Wescoat’s business grew by leaps and bounds in fall 2006 when her paintings appeared on Extreme Makeover Home Edition. “They found me on eBay,” she says. “One of the producers of the show bought a piece from me.” From there, the producer commissioned Wescoat to create some original paintings for one of the houses they were remaking. “My business climbed steadily after that.”
Wescoat estimates that she makes about $3,000-4,000 per month from online auctions and an equivalent amount in royalties from Art.com. In addition to the income she makes from these online resources and purchases from her website, commissions for original work comprise a sizable chunk of her sales. “I just finished six pieces for an orthodontist’s office,” she says. “They designed the entire office around the paintings.” At this point, Wescoat says she has over 1,000 original paintings, commissioned and purchased from auctions, hanging in private and corporate collections worldwide, including France, Japan, Belgium, Australia, Portugal, Germany, Finland, Greece, Italy and Great Britain.
The demand for Wescoat’s art has recently extended beyond fine art prints and paintings. A line of T-shirts bearing her imagery is being offered as “Sunshine Gear” at Cafepress.com. “I’m hoping to continue to license my work on merchandise,” says Wescoat, who is currently working with Pure Country Weavers (www.purecountry.com) on a line of tapestries that feature her art. She says royalty arrangements for merchandise can be very lucrative, with the artist receiving 10-15% of every sale.

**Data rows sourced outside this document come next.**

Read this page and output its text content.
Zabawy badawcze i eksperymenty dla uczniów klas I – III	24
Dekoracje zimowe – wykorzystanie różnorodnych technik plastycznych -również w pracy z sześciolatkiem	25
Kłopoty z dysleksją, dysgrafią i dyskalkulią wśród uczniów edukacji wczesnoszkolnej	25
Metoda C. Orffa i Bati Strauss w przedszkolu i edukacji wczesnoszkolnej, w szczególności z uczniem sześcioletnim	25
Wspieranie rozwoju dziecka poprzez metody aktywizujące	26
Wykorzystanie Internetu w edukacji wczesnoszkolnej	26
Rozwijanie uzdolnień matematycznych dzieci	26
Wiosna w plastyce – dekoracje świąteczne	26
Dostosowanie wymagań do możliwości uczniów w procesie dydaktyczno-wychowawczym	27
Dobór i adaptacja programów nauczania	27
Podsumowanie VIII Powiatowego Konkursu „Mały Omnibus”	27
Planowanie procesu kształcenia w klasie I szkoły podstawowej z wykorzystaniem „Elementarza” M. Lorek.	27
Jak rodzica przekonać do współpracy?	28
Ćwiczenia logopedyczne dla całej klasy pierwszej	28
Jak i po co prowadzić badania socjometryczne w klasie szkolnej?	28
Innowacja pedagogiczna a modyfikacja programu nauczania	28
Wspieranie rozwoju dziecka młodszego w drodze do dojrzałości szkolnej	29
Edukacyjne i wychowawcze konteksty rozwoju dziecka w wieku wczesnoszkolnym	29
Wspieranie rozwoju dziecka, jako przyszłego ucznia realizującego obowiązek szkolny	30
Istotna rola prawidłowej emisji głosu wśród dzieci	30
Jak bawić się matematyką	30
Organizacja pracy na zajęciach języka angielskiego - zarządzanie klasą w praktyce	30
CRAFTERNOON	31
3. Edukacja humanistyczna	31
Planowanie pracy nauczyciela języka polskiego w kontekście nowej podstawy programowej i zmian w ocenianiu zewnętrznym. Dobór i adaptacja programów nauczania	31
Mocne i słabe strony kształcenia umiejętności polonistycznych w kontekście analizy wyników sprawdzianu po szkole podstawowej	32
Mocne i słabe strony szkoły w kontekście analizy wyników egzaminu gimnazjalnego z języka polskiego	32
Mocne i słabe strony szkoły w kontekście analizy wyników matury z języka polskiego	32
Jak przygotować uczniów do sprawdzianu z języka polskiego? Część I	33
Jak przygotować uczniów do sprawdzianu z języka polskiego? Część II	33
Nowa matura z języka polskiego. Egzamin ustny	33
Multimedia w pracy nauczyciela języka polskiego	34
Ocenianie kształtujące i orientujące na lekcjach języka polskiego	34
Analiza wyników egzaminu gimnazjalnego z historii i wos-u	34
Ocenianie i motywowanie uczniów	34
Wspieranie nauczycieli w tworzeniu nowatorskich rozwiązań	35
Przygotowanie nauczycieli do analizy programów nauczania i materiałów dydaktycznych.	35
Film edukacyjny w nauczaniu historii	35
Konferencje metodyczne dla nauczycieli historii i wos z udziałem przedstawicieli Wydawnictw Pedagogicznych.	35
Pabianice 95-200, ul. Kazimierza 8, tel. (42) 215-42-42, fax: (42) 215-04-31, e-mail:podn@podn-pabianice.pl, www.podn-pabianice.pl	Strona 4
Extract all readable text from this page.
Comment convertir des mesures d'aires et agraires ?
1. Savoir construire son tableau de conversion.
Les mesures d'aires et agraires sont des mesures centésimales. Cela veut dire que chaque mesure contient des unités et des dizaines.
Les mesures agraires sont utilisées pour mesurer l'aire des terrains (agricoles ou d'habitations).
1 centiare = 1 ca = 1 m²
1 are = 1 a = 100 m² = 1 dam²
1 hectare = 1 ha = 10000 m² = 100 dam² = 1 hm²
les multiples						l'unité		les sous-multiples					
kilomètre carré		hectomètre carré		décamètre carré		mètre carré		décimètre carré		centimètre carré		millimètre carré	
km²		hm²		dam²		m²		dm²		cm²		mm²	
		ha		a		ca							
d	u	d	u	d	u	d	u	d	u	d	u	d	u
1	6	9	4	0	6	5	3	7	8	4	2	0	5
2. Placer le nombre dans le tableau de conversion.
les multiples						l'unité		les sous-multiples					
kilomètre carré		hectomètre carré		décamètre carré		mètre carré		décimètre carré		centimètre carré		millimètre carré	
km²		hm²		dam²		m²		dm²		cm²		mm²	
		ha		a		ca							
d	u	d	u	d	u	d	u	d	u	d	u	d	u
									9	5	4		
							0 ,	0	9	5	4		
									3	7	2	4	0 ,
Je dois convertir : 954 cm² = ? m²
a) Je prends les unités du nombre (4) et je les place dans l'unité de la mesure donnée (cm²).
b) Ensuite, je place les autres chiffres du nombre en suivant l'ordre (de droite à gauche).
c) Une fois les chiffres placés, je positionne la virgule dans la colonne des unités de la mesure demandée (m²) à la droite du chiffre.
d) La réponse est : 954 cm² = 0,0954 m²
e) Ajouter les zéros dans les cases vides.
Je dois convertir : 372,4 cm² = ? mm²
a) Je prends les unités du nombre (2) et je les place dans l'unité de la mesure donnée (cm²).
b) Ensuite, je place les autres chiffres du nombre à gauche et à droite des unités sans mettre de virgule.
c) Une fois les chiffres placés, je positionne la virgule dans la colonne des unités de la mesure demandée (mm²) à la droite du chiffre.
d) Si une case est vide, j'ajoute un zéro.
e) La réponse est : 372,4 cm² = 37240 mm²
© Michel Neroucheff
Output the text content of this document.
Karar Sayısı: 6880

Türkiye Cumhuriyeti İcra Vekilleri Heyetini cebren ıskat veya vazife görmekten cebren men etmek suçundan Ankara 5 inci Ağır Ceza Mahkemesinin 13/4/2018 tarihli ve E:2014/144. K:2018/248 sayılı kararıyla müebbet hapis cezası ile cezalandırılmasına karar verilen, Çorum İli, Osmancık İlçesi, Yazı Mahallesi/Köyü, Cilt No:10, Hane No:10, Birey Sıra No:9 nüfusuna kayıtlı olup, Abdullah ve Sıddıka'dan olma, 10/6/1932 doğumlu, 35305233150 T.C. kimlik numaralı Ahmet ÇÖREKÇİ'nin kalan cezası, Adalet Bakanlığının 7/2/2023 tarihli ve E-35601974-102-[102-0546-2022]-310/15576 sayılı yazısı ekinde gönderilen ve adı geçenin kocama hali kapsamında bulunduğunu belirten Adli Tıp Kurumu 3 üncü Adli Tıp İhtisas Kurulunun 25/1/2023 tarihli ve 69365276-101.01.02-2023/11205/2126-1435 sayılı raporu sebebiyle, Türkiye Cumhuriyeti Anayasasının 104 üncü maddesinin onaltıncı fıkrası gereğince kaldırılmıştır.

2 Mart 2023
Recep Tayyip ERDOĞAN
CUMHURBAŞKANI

Wescoat has also written a book: Secrets of Powerselling Artists on Ebay, available at Lulu.com. “It’s a small e-guide for artists wanting to sell their work through online art auctions,” she says. Wescoat is taking advantage of every income-producing opportunity available while her work is in high demand. She is well aware of how easy it is for an artist to fall quickly from fame. She has returned to school with the goal of earning a master’s degree in Art History so that she can teach college classes. “The art business can be so fickle,” she says. “I want something I can fall back on.”